Sure, I could place the engine itself at the FOH and use its analog i/o or attach an external i/o box. However, that still doesn’t give us a ready-to-be-used headphone amp and connector. Plus, I could easily imagine scenarios where it would be more suitable to have the engine running on or behind the stage and we want to be flexible after all, right? At this point, we have to ask ourselves the question: how would the control surface and the core be communicating? As it stands today, it seems to me that Behringer maneuvered themselves into a corner here: AES50 can carry audio over a CAT5 (ethernet) cable, the consoles can be controlled via ethernet – but while they use the same type of cables, the protocols are not the same. AES50 cannot be routed by your standard TCP/IP router and can, to my knowledge, not transport remote control data (yet?). On the other hand, regular TCP/IP networks like the one used for remote controlling the X32 from the X-Touch or an iPad are notoriously bad at real-time / low latency multichannel audio (with Dante probably being the best option in this space, but that’s out of scope for the problem at hand).
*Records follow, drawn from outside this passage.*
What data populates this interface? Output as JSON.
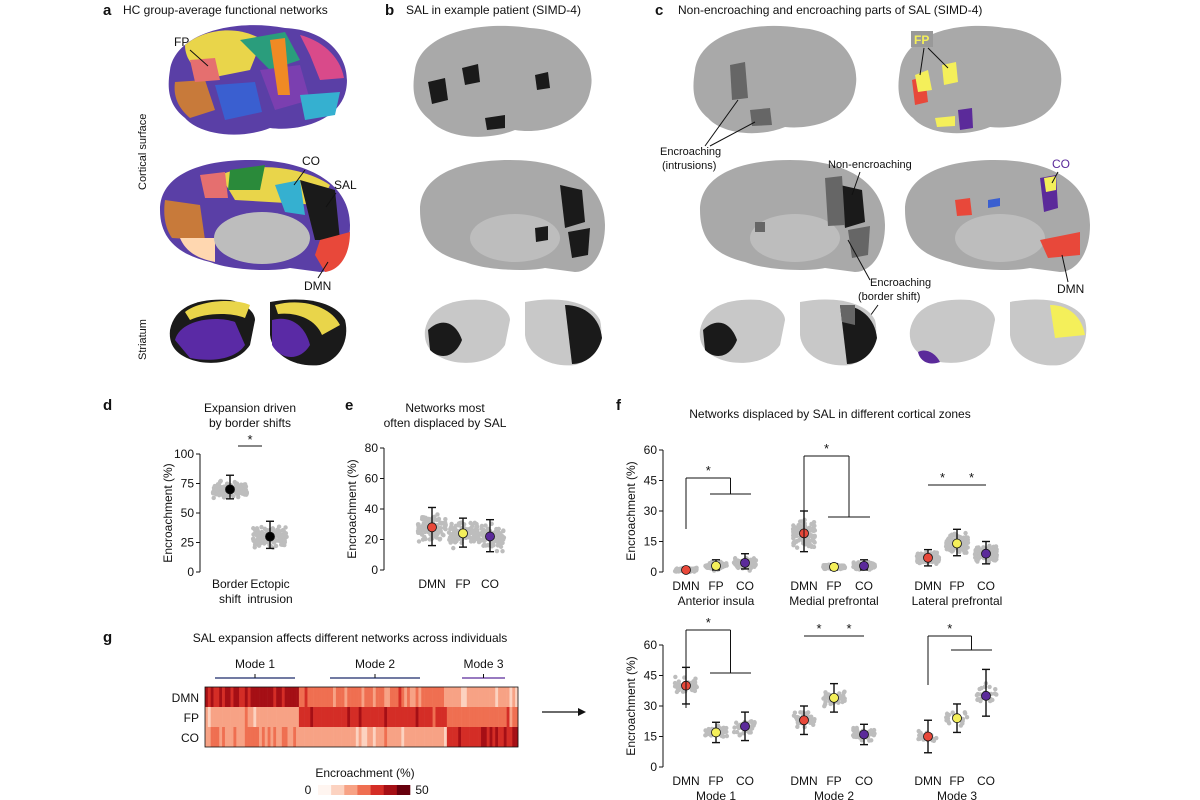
{
  "panels": {
    "a": {
      "letter": "a",
      "title": "HC group-average functional networks",
      "side_labels": [
        "Cortical surface",
        "Striatum"
      ],
      "network_labels": [
        "FP",
        "CO",
        "SAL",
        "DMN"
      ]
    },
    "b": {
      "letter": "b",
      "title": "SAL in example patient (SIMD-4)"
    },
    "c": {
      "letter": "c",
      "title": "Non-encroaching and encroaching parts of SAL (SIMD-4)",
      "callouts": [
        "Encroaching",
        "(intrusions)",
        "Non-encroaching",
        "Encroaching",
        "(border shift)"
      ],
      "network_labels": [
        "FP",
        "CO",
        "DMN"
      ]
    },
    "d": {
      "letter": "d",
      "title_lines": [
        "Expansion driven",
        "by border shifts"
      ]
    },
    "e": {
      "letter": "e",
      "title_lines": [
        "Networks most",
        "often displaced by SAL"
      ]
    },
    "f": {
      "letter": "f",
      "title": "Networks displaced by SAL in different cortical zones"
    },
    "g": {
      "letter": "g",
      "title": "SAL expansion affects different networks across individuals",
      "mode_labels": [
        "Mode 1",
        "Mode 2",
        "Mode 3"
      ],
      "row_labels": [
        "DMN",
        "FP",
        "CO"
      ],
      "colorbar": {
        "label": "Encroachment (%)",
        "min": "0",
        "max": "50"
      }
    }
  },
  "colors": {
    "DMN": "#e8483a",
    "FP": "#f4ef5a",
    "CO": "#5b2a9a",
    "SAL": "#1a1a1a",
    "brain": "#a9a9a9",
    "point": "#bdbdbd"
  },
  "chart_data": [
    {
      "panel": "d",
      "type": "scatter",
      "ylabel": "Encroachment (%)",
      "ylim": [
        0,
        100
      ],
      "yticks": [
        "0",
        "25",
        "50",
        "75",
        "100"
      ],
      "categories": [
        "Border shift",
        "Ectopic intrusion"
      ],
      "category_lines": [
        [
          "Border",
          "shift"
        ],
        [
          "Ectopic",
          "intrusion"
        ]
      ],
      "means": [
        70,
        30
      ],
      "err_low": [
        62,
        20
      ],
      "err_high": [
        82,
        43
      ],
      "mean_colors": [
        "#000000",
        "#000000"
      ],
      "significance": "*"
    },
    {
      "panel": "e",
      "type": "scatter",
      "ylabel": "Encroachment (%)",
      "ylim": [
        0,
        80
      ],
      "yticks": [
        "0",
        "20",
        "40",
        "60",
        "80"
      ],
      "categories": [
        "DMN",
        "FP",
        "CO"
      ],
      "means": [
        28,
        24,
        22
      ],
      "err_low": [
        16,
        15,
        12
      ],
      "err_high": [
        41,
        34,
        33
      ],
      "mean_colors": [
        "#e8483a",
        "#f4ef5a",
        "#5b2a9a"
      ]
    },
    {
      "panel": "f",
      "type": "scatter",
      "ylabel": "Encroachment (%)",
      "ylim": [
        0,
        60
      ],
      "yticks": [
        "0",
        "15",
        "30",
        "45",
        "60"
      ],
      "groups": [
        {
          "name": "Anterior insula",
          "categories": [
            "DMN",
            "FP",
            "CO"
          ],
          "means": [
            1,
            3,
            4.5
          ],
          "err_low": [
            0,
            1,
            1.5
          ],
          "err_high": [
            2,
            6,
            9
          ],
          "significance": "*"
        },
        {
          "name": "Medial prefrontal",
          "categories": [
            "DMN",
            "FP",
            "CO"
          ],
          "means": [
            19,
            2.5,
            3
          ],
          "err_low": [
            10,
            1,
            1
          ],
          "err_high": [
            30,
            4,
            6
          ],
          "significance": "*"
        },
        {
          "name": "Lateral prefrontal",
          "categories": [
            "DMN",
            "FP",
            "CO"
          ],
          "means": [
            7,
            14,
            9
          ],
          "err_low": [
            3,
            8,
            4
          ],
          "err_high": [
            11,
            21,
            15
          ],
          "significance": [
            "*",
            "*"
          ]
        }
      ],
      "mean_colors": [
        "#e8483a",
        "#f4ef5a",
        "#5b2a9a"
      ]
    },
    {
      "panel": "g-right",
      "type": "scatter",
      "ylabel": "Encroachment (%)",
      "ylim": [
        0,
        60
      ],
      "yticks": [
        "0",
        "15",
        "30",
        "45",
        "60"
      ],
      "groups": [
        {
          "name": "Mode 1",
          "categories": [
            "DMN",
            "FP",
            "CO"
          ],
          "means": [
            40,
            17,
            20
          ],
          "err_low": [
            31,
            12,
            13
          ],
          "err_high": [
            49,
            22,
            27
          ],
          "significance": "*"
        },
        {
          "name": "Mode 2",
          "categories": [
            "DMN",
            "FP",
            "CO"
          ],
          "means": [
            23,
            34,
            16
          ],
          "err_low": [
            16,
            27,
            11
          ],
          "err_high": [
            30,
            41,
            21
          ],
          "significance": [
            "*",
            "*"
          ]
        },
        {
          "name": "Mode 3",
          "categories": [
            "DMN",
            "FP",
            "CO"
          ],
          "means": [
            15,
            24,
            35
          ],
          "err_low": [
            7,
            17,
            25
          ],
          "err_high": [
            23,
            31,
            48
          ],
          "significance": "*"
        }
      ],
      "mean_colors": [
        "#e8483a",
        "#f4ef5a",
        "#5b2a9a"
      ]
    },
    {
      "panel": "g-left",
      "type": "heatmap",
      "rows": [
        "DMN",
        "FP",
        "CO"
      ],
      "value_range": [
        0,
        50
      ],
      "colorbar_colors": [
        "#fff5f0",
        "#fcd2c0",
        "#f7a285",
        "#ef6f51",
        "#d42d26",
        "#a50f15",
        "#67000d"
      ],
      "mode_extents": [
        [
          0,
          0.3
        ],
        [
          0.3,
          0.77
        ],
        [
          0.77,
          1
        ]
      ],
      "mode_means": [
        [
          40,
          17,
          20
        ],
        [
          23,
          34,
          16
        ],
        [
          15,
          24,
          35
        ]
      ]
    }
  ]
}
So as it stands today, it seems to me like you’d have to connect the engine with the control surface with 2 CAT5 cables (one for controlling, one for audio) if the latter should have some local audio i/o. Alternatively, Behringer could use their new StageConnect technology to get some audio to/from the control surface. But since that uses a regular XLR cable, you’d still have to run 2 cables and that would still be less than ideal. So this remains one of the problems left to be solved: being able to remote control a console while also sending a bit of audio back and forth using a single cable.
So to summarize: a lot of aspects are very good already in today’s digital console platforms: They are available in all kinds of sizes while the on-board feature sets usually cover today’s needs pretty well. Digital stage boxes – because of their nature – are well modularized already: They’re flexible, portable and are available at different quality- and price levels. What’s missing is modularity, portability and flexibility for the rest of the hardware, especially control surfaces.